By BECKY GILLETTE
Remember your folks telling you to be careful about choosing friends?
The modern equivalent of that is, be careful when choosing friends on Facebook or other social media as some may be interested in cleaning out your bank account or opening up a credit card in your name.
There can be a tendency to be polite when receiving a friend request on Facebook, or a request to connect on LinkedIn. Maybe you don’t know the person well, or even at all. But you meet a lot of people in the course of work and social activities, and aren’t sure if you might have met them somewhere. So you accept the friend request.
Then, at times, you will find the “friend” is trying to sell you something. Even worse, the “friend” might be mining your Facebook profile data with the intention of stealing your financial identity.
Better Business Bureaus across the country report seeing a dramatic increase in complaints about the use of social media to trick people into providing personal information, which is known as “farcing.”
Farcing works by someone calling and making you think you know them by repeating info about where you went to high school or a previous job to get more information that can be used to steal your identity and\or hack into your personal financial data.
After learning about farcing, John O’Hara, CEO of Better Business Bureau of Mississippi, has culled his Facebook friends’ list down considerably, and now only shares with family members and close friends.
“I work in the scam busting business, so I’m cautious of everyone,” O’Hara said. “When I hear of people with 800 or 900 friends on Facebook or people with 500 connections on LinkedIn, do you really know these people?

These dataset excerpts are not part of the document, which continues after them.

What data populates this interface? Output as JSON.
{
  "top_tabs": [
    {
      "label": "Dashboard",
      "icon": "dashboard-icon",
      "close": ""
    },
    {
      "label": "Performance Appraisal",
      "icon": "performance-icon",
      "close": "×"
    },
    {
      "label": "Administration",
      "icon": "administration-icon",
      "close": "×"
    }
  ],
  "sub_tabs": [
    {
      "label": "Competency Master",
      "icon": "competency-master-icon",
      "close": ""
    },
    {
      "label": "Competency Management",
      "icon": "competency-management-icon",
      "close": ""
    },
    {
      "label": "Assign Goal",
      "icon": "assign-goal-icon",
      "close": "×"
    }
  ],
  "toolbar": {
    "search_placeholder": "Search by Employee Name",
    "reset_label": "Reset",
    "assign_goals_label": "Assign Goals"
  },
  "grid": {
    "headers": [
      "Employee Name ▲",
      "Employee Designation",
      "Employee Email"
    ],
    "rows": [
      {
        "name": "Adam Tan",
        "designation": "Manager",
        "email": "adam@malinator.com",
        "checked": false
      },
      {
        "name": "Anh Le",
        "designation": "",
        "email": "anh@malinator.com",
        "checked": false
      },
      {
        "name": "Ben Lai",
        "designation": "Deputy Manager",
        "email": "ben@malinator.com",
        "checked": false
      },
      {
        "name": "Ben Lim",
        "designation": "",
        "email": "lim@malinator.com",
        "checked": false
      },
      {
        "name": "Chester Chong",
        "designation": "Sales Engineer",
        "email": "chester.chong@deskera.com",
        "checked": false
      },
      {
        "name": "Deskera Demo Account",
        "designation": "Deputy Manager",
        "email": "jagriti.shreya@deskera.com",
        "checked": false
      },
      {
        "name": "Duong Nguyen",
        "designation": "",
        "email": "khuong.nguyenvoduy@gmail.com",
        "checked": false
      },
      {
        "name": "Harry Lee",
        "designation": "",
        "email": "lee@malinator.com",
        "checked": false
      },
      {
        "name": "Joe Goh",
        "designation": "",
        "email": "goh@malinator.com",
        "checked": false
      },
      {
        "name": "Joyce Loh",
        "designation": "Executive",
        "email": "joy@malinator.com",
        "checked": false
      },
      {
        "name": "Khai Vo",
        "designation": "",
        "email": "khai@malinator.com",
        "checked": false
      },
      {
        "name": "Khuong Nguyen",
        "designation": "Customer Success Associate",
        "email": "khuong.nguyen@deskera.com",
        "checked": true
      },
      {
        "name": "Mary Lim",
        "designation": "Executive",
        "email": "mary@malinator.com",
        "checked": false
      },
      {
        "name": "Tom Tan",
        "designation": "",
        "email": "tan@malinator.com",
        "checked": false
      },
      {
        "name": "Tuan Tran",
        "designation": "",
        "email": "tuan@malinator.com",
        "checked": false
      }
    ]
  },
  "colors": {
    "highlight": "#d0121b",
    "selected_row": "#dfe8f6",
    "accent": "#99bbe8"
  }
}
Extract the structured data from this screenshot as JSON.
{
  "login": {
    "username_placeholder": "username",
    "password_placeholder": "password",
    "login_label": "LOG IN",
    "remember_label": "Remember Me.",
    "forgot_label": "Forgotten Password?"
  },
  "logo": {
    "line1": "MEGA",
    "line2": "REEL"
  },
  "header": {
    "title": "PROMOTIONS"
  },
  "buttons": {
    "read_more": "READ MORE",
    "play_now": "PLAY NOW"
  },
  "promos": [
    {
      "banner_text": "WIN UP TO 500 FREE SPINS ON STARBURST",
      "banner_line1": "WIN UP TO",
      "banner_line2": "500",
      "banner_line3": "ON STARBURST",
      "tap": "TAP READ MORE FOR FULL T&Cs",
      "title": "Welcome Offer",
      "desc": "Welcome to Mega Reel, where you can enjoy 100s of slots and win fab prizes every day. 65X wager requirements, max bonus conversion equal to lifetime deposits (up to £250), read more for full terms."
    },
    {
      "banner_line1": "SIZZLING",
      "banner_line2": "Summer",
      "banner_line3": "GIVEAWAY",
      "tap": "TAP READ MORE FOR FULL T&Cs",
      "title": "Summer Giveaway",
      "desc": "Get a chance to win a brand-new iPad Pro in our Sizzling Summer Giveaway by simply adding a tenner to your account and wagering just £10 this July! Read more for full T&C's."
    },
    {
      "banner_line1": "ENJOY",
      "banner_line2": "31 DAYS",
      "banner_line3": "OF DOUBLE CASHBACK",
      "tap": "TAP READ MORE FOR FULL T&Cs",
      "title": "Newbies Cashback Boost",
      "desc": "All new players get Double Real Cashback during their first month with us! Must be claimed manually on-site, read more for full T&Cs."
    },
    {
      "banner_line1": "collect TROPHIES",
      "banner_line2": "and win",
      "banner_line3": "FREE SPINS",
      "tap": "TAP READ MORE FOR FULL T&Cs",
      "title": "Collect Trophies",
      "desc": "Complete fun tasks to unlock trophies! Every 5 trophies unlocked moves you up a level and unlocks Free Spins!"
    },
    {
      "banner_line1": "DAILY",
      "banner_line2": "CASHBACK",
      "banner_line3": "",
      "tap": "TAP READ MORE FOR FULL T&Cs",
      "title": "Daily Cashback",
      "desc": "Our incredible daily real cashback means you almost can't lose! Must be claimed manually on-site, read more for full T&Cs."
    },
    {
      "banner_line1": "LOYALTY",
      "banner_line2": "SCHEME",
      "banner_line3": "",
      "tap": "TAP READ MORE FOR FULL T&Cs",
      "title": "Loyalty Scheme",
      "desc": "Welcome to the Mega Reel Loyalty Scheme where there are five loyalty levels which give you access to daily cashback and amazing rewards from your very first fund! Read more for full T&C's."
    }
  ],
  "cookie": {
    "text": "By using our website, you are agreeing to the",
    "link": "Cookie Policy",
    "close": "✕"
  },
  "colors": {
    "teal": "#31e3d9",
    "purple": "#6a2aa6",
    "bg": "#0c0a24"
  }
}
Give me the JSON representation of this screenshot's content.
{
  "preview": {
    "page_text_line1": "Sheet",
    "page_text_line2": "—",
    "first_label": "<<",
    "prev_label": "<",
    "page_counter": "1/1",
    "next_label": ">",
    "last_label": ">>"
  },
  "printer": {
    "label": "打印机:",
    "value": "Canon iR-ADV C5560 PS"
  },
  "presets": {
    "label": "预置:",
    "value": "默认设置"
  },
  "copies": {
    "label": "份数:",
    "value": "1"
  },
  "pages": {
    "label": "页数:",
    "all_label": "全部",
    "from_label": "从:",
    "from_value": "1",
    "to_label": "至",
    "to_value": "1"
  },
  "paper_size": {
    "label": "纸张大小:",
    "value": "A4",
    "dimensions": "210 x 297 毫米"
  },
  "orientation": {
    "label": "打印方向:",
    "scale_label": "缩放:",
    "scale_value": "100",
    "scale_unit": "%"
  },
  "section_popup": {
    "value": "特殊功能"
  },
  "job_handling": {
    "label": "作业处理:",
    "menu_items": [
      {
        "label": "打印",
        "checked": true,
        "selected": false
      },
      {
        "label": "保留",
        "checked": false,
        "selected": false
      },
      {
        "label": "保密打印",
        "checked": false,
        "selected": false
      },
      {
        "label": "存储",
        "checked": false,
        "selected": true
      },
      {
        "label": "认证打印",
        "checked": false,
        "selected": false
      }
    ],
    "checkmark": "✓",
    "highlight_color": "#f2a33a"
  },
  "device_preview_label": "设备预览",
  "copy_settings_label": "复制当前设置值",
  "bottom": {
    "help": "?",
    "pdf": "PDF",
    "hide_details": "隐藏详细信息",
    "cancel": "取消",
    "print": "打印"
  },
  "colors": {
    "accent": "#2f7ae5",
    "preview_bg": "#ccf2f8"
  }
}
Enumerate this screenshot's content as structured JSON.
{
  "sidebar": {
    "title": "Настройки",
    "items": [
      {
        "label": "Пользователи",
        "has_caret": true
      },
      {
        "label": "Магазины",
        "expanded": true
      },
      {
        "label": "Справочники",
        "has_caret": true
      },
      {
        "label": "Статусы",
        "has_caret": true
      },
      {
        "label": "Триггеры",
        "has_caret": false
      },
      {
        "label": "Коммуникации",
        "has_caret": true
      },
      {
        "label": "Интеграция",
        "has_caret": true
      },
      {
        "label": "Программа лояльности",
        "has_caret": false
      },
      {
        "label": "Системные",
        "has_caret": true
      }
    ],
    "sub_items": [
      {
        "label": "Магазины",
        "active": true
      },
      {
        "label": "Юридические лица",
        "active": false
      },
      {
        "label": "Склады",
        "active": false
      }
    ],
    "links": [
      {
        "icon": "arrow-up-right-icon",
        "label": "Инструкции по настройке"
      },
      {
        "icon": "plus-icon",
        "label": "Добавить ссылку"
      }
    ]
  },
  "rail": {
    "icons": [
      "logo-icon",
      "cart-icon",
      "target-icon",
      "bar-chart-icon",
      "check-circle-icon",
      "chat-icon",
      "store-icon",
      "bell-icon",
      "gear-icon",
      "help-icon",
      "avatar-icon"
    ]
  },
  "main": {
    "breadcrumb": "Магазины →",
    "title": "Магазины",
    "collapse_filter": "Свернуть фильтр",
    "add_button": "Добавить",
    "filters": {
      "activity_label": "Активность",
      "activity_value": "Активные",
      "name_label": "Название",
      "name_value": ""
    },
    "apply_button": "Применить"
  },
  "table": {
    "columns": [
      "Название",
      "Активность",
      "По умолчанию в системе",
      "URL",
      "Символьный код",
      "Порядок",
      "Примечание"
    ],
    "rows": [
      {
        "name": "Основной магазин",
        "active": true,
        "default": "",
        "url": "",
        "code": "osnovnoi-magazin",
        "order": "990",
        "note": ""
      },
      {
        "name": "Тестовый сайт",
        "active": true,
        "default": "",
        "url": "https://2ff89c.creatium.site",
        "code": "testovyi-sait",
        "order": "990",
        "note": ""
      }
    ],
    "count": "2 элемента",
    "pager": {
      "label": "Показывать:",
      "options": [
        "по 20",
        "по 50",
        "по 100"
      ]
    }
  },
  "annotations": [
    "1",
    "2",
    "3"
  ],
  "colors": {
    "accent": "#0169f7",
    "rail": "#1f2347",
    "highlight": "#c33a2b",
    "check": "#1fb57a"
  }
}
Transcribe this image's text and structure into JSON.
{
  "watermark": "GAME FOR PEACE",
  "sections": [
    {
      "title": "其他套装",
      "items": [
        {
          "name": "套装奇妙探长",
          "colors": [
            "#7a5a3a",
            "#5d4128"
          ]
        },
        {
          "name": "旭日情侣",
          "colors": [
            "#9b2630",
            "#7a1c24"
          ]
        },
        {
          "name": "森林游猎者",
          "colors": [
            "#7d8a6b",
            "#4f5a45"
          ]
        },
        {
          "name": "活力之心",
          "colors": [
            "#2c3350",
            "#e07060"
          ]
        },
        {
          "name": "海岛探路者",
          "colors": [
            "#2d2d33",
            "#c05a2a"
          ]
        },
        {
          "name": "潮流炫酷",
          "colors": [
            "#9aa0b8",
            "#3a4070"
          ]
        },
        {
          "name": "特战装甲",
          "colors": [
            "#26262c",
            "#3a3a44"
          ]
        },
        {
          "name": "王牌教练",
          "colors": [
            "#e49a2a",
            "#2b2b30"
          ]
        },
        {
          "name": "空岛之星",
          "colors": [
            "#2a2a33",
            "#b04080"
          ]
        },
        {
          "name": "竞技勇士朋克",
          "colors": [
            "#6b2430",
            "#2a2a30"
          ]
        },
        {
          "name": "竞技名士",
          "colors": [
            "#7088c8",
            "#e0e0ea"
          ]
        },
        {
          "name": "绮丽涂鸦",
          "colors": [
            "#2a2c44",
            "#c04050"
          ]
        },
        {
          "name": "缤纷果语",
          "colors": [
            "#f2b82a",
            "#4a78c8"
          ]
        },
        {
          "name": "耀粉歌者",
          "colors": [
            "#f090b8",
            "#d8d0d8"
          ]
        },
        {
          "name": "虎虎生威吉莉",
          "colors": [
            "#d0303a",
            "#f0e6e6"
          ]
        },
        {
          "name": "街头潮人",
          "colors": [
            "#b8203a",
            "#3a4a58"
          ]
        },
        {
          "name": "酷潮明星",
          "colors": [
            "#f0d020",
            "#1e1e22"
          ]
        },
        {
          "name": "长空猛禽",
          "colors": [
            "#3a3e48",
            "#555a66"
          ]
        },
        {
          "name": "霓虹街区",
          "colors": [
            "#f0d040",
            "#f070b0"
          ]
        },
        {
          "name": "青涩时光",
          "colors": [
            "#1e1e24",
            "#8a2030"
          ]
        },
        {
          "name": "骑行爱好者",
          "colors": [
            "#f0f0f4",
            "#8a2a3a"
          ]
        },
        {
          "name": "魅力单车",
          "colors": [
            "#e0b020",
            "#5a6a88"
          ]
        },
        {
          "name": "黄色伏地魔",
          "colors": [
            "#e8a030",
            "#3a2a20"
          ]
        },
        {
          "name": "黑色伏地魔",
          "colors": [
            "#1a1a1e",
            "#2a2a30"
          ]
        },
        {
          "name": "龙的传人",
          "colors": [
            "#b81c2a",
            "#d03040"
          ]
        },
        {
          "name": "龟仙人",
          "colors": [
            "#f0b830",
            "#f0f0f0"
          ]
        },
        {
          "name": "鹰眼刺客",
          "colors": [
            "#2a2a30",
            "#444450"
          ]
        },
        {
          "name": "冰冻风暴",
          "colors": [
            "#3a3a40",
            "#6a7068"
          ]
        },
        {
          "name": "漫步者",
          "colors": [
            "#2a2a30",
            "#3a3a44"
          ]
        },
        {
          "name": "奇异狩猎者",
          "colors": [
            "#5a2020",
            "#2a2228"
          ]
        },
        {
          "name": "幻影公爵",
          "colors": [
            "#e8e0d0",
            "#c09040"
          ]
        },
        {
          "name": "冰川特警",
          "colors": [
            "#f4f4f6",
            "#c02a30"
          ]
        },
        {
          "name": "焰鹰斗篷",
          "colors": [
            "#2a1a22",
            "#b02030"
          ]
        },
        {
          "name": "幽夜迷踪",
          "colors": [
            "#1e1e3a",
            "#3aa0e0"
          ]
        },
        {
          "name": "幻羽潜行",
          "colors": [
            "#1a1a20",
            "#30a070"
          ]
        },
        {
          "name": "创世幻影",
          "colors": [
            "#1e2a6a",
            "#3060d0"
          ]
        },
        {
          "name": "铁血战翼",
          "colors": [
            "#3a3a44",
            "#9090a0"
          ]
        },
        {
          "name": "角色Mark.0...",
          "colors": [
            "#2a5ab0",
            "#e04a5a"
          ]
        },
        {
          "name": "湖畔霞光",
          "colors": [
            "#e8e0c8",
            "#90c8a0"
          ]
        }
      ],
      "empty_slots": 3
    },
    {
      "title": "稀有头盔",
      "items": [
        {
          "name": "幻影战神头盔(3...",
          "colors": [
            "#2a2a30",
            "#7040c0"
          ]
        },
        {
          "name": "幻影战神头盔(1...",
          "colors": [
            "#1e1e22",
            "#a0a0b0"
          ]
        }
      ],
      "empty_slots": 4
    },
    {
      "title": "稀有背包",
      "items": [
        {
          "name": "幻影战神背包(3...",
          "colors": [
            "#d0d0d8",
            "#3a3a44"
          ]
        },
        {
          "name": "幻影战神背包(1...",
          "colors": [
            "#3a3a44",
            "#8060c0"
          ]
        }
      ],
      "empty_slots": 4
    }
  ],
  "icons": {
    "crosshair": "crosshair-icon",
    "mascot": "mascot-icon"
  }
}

What are you showing out there in your profile? Where you live, where you work, the names of your kids and pets and a lot of other info. You might be posting photos of being in Disneyworld advertising to thieves that your house is open.
“It is a shame people are using social media that way, but it is something that we should be aware of.”
While most people are going to balk at providing information such as a Social Security number to some long lost high school friend, these scams wouldn’t be so popular if they didn’t hit pay dirt occasionally.
“There are a lot of lonely people out there, people who are on Facebook all day,” O’Hara said.
“When someone contacts them on Facebook, they may not be suspicious when someone wants their phone number or other information. What they don’t realize is that the friend they are communicating with on Facebook might not be who they say they are. It might not be their actual photograph, and the profile is fake.”
LinkedIn can be a valuable tool for business networking, but it isn’t a case of the more connections the better.
“I want to be available so someone can find me, so I used to have a lot of connections on LinkedIn,” O’Hara said.
“But when I realized there are security issues with social media, I cut out about 75 connections. I hope I didn’t hurt any feelings, but I didn’t know who they were. I didn’t really have a connection to them.”
O’Hara has been particularly suspicious of IT professionals from Russia and the Ukraine who try to connect with him. Those two countries are known for having a lot of online hackers.
O’Hara also recommends limiting the amount of personal information shared. Nearly everyone likes getting lots of happy birthday wishes. But having both the date and year of your birthday along with your hometown, educational background and employment history can make it too easy for scammers to get enough pieces of personal information to be harmful.
He also personally doesn’t like having a lot of info posted about his kids on Facebook including their names, photos and what schools they go to.
“We are just all being a little too free with our information,” O’Hara said.
“If you are going to share a lot of information, do it with people you really know.”
Olivia Ann Hodges, social media specialist for the University of Southern Mississippi, agrees about the need to choose social media friends wisely.
“Don’t friend anyone on a social network if you don’t personally know them,” Hodges said.
“It is also recommended to limit the number of friends you have on Facebook. You should always be cautious of people on social media that you don’t know or don’t know well. We post more things on social media than we even realize, and by accepting these friend requests, you are basically handing a stranger your personal information. Be careful what you’re posting on social media – never post your address, email address, phone number, or social security number.”
In addition to farcing, phishing is the term used to get you to disclose personal information via email or telephone. Smishing refers to deceptive text messages, and vishing refers to deceptive voice mails.
Also be aware that you might expose your friends if they receive a friend request from someone you have friended without knowing them.
“Due to your connection with them, your friend may think the phisher is a real person,” Hodges said.
Karen Barney, program director for the Identify Theft Resource Center, said ITRC tracks farcing along with other Internet scams used to steal someone’s financial identity.
In 2010, Internet issues represented about six percent of identity theft complains. By 2014 it had grown to nine percent, and through September of this year now represents 14.4 percent of complaints.
One piece of advice she has regarding photographs is to make sure to turn off the GPS settings on your photographic equipment so that is not posted online. She also recommends making your profile private with postings only available to friends. But it isn’t necessary to stop using social media at all.
“Facebook is an awesome tool,” Barney said. “It fulfills the original idea for families and friends to connect over the miles. I totally use it for that. But know how to protect yourself. It is a trick staying ahead of these guys.”